NEW DELHI, DEC 24: Declaring that there was ``far better understanding'' in the nation on India's position on the Comprehensive Test Ban Treaty (CTBT), External Affairs Minister Jaswant Singh today moved India one step closer to a signature on the Treaty.Laying out New Delhi's strategy on this issue, which is remarkably similar to what the US wants New Delhi to do, Singh said it would involve the separate acts of signing, ratification and the deposition of the instrument of ratification.

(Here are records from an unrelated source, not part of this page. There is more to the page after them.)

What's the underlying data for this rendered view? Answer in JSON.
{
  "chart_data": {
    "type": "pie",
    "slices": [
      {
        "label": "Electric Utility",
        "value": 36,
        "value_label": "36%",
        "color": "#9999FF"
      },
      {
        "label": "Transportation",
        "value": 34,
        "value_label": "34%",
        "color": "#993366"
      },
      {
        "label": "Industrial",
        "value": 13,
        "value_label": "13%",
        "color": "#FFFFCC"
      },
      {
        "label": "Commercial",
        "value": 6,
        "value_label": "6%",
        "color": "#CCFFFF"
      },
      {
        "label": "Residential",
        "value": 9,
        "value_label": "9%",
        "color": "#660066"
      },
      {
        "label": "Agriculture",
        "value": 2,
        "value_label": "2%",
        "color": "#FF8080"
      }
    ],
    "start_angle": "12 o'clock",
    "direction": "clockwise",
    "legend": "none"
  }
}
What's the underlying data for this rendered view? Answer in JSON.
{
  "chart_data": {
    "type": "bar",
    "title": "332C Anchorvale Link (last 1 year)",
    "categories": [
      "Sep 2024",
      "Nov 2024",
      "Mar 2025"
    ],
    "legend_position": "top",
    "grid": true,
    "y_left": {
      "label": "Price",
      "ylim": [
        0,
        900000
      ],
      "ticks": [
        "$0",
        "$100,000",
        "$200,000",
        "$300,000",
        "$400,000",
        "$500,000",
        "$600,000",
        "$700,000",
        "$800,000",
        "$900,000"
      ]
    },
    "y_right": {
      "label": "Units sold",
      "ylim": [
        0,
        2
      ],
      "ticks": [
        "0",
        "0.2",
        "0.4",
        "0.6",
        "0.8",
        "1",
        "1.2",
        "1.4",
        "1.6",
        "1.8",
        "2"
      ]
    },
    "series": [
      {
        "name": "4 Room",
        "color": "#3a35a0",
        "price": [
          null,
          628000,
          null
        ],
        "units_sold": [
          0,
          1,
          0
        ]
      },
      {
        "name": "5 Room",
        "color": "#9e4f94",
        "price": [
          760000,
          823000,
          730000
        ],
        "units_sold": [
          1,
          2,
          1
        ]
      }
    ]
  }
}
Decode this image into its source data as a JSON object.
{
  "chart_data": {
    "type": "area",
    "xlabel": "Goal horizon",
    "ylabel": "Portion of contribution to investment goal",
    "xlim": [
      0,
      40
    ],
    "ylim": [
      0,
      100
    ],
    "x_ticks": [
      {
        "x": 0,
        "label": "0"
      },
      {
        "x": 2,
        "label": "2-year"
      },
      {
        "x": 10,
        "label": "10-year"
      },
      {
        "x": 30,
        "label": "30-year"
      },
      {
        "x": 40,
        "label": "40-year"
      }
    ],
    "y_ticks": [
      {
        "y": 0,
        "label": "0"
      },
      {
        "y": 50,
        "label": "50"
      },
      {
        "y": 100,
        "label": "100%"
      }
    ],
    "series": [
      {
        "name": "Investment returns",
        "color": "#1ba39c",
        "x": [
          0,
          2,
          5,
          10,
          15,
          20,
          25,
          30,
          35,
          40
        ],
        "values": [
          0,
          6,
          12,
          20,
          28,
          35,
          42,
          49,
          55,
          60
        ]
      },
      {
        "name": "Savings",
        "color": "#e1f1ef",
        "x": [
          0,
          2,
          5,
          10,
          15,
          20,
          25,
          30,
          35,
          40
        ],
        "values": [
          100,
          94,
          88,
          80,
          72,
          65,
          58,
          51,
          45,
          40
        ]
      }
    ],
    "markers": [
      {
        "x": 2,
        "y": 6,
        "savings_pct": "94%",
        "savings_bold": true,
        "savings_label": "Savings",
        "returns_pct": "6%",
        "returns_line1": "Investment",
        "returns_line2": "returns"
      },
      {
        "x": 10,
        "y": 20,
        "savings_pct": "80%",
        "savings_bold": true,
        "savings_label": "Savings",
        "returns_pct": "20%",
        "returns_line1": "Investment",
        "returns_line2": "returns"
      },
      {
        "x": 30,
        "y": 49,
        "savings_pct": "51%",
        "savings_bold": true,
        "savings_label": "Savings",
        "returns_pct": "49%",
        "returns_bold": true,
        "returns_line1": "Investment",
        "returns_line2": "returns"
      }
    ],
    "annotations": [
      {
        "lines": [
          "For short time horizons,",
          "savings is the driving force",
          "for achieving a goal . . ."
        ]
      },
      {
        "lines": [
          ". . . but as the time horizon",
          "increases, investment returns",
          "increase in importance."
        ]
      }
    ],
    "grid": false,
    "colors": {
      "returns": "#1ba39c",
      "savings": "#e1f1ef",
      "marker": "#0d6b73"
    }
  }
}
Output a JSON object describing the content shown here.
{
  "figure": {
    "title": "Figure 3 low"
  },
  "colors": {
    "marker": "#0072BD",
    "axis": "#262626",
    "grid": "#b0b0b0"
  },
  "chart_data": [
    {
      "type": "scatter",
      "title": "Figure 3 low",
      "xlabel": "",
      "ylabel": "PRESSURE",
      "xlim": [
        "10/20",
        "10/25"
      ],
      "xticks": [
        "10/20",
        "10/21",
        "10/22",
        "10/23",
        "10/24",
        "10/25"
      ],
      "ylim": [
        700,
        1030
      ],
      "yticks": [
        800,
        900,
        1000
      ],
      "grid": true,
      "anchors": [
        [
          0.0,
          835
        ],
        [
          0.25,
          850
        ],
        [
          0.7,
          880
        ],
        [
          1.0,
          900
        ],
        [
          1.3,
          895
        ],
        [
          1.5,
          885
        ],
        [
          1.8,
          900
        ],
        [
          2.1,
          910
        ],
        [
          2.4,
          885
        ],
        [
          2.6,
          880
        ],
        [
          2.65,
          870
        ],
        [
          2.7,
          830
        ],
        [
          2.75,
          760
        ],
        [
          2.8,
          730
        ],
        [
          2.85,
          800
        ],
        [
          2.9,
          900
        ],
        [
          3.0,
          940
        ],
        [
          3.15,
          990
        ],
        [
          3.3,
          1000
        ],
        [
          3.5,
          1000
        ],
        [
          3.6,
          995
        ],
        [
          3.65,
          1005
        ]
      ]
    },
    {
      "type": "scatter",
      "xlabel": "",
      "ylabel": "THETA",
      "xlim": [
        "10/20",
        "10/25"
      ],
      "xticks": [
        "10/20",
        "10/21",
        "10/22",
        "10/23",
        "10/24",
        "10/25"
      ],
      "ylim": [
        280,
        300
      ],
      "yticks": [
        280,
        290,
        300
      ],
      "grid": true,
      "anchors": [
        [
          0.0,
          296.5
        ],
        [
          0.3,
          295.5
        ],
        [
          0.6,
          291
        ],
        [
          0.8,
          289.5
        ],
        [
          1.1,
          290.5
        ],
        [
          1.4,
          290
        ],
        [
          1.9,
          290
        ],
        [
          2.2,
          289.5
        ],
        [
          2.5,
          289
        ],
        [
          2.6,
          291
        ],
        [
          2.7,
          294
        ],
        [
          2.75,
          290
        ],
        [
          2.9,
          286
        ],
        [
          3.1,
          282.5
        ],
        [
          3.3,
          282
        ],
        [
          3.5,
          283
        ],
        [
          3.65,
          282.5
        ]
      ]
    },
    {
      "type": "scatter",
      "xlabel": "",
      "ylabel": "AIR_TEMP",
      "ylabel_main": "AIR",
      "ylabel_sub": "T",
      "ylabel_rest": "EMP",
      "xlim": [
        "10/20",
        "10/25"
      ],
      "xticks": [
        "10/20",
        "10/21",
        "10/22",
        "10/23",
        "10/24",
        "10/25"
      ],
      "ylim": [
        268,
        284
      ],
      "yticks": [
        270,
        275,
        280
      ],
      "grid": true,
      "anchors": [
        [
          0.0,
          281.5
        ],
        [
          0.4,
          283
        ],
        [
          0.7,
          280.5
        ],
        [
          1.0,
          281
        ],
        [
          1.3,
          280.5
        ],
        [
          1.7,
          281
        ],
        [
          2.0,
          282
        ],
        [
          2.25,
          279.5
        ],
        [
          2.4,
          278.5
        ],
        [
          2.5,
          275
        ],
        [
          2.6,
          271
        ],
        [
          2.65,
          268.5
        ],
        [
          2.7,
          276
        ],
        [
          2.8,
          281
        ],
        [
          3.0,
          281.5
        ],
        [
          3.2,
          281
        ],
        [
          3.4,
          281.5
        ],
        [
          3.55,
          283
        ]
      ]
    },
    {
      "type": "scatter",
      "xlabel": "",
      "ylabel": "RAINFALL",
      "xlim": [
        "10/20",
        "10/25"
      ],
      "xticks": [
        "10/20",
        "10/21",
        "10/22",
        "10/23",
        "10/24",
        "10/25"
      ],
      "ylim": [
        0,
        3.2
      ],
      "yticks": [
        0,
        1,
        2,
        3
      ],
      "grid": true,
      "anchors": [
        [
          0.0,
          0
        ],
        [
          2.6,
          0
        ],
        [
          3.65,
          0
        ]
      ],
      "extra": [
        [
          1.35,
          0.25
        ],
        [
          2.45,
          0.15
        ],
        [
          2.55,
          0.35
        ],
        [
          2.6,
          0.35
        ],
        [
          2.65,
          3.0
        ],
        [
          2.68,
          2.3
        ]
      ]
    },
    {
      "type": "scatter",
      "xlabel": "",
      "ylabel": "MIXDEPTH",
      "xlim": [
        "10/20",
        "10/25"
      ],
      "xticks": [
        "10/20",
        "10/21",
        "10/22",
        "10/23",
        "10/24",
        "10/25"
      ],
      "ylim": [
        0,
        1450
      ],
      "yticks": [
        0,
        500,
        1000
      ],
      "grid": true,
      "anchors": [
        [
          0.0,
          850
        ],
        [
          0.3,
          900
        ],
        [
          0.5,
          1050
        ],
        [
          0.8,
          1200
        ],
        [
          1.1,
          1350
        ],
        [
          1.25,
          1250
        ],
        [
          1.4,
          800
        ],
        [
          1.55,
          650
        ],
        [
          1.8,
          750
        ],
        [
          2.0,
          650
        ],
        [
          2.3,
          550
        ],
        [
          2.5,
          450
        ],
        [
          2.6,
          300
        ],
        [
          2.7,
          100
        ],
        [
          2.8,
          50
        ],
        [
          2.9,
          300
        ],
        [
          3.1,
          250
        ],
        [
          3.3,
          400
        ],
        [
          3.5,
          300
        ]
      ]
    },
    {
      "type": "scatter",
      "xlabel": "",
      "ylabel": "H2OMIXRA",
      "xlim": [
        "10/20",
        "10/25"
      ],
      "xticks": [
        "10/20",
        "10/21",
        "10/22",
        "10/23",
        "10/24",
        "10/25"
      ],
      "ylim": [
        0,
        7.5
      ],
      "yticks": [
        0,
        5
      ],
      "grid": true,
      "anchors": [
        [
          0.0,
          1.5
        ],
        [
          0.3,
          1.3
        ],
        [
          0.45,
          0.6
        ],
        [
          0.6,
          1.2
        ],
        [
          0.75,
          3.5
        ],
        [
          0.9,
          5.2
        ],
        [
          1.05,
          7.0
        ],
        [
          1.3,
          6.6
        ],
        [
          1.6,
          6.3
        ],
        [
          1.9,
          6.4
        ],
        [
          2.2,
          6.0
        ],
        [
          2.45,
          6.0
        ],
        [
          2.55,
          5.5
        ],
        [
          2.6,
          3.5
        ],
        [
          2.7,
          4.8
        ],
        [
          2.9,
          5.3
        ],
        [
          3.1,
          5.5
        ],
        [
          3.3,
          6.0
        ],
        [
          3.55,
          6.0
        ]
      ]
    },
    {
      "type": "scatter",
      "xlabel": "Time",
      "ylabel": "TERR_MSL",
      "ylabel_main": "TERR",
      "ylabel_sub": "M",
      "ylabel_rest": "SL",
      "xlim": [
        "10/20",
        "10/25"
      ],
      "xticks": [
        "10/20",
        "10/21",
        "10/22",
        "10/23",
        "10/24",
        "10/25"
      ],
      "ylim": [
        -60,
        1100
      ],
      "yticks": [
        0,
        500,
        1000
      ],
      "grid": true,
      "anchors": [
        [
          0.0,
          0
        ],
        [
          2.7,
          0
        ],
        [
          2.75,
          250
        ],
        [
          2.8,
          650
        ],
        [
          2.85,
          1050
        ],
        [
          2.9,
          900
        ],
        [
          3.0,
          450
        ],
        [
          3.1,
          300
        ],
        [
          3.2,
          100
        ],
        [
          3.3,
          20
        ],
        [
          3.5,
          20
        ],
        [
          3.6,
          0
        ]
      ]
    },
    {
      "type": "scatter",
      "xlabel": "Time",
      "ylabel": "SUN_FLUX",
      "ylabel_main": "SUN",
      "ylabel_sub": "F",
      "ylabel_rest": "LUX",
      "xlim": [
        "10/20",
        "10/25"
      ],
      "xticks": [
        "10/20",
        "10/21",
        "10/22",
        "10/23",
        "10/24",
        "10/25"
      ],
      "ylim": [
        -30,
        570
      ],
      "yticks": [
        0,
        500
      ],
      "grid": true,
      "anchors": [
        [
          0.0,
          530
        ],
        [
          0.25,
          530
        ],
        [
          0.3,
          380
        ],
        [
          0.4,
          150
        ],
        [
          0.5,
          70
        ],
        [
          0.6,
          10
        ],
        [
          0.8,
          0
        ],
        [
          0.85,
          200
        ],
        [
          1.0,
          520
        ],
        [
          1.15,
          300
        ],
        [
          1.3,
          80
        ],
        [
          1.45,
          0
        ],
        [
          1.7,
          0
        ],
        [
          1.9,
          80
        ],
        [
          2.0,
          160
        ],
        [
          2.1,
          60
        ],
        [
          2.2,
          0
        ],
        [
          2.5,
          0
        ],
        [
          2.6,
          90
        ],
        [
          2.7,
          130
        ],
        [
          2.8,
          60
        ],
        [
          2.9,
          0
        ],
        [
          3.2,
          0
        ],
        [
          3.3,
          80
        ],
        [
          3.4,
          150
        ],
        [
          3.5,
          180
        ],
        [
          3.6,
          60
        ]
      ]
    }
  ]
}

US officials have privately said that if India ``signs the Treaty,'' as distinct from ratifying it and depositing the instrument of ratification, such a step would be a ``strong signal'' towards moving the Indo-US dialogue forward.
In fact, in his opening remarks at the first press conference since he took over as minister, Singh outlined foreign policy vision in the new year, acknowledging that ``just and valid'' Western concerns would also be taken care of.
``This year was a year of stocktaking... a year in whichIndia and Indian statecraft was tested in its efforts of reconciling its security interests with the just and valid concerns the international community has about weapons of mass destruction.''
He was nevertheless unusually forthright on the US bombing of Iraq, criticising the bypassing of the Security Council and specifically, the ``human suffering'' of Iraq. ``Innocents must not suffer. India is mindful of its responsibility in the region,'' Singh said.
Singh also refused to be drawn into how relations between India and China would progress in the new year, telling a journalist from China that he had ``not drawn up any travel plans yet'' and therefore could not say if he would be visiting Beijing. He admitted that the bilateral joint working group meeting had not been fixed yet.
Singh reiterated that the government's nuclear programme was a continuation of what had gone before, that it had actually begun as far back as 1948, one year after Independence and under the stewardship of India's first primeminister Jawaharlal Nehru.
Criticising the BJP government about the nuclear programme's ungainly costs, therefore, was ``not only a complete misreading of the situation... (but also) fanciful.'' He also rejected the linkage with Islamabad, saying India's programme was not ``driven by or Pakistan-centric.'' Singh insisted, however, that the government's attempt at building consensus on foreign policy was bearing fruit, that today there was much greater ``parliamentary acceptance of altered ground reality.''
MPs understood much better the difference between 1996, when India refused to sign the CTBT, and post-Pokharan India, when the credibility of the nuclear deterrent had been assured. Two years ago if India had signed the CTBT ``it would have rendered the nuclear option unviable,'' he added, implying that New Delhi could now move on from that position.
Singh also buried half-a-century of ideology in the pursuit of foreign policy, saying that economic relations would form the ``bulwark'' of India's``forward-looking'' diplomacy and the endeavour to cooperate with the nations's neighbours would be on top of the agenda.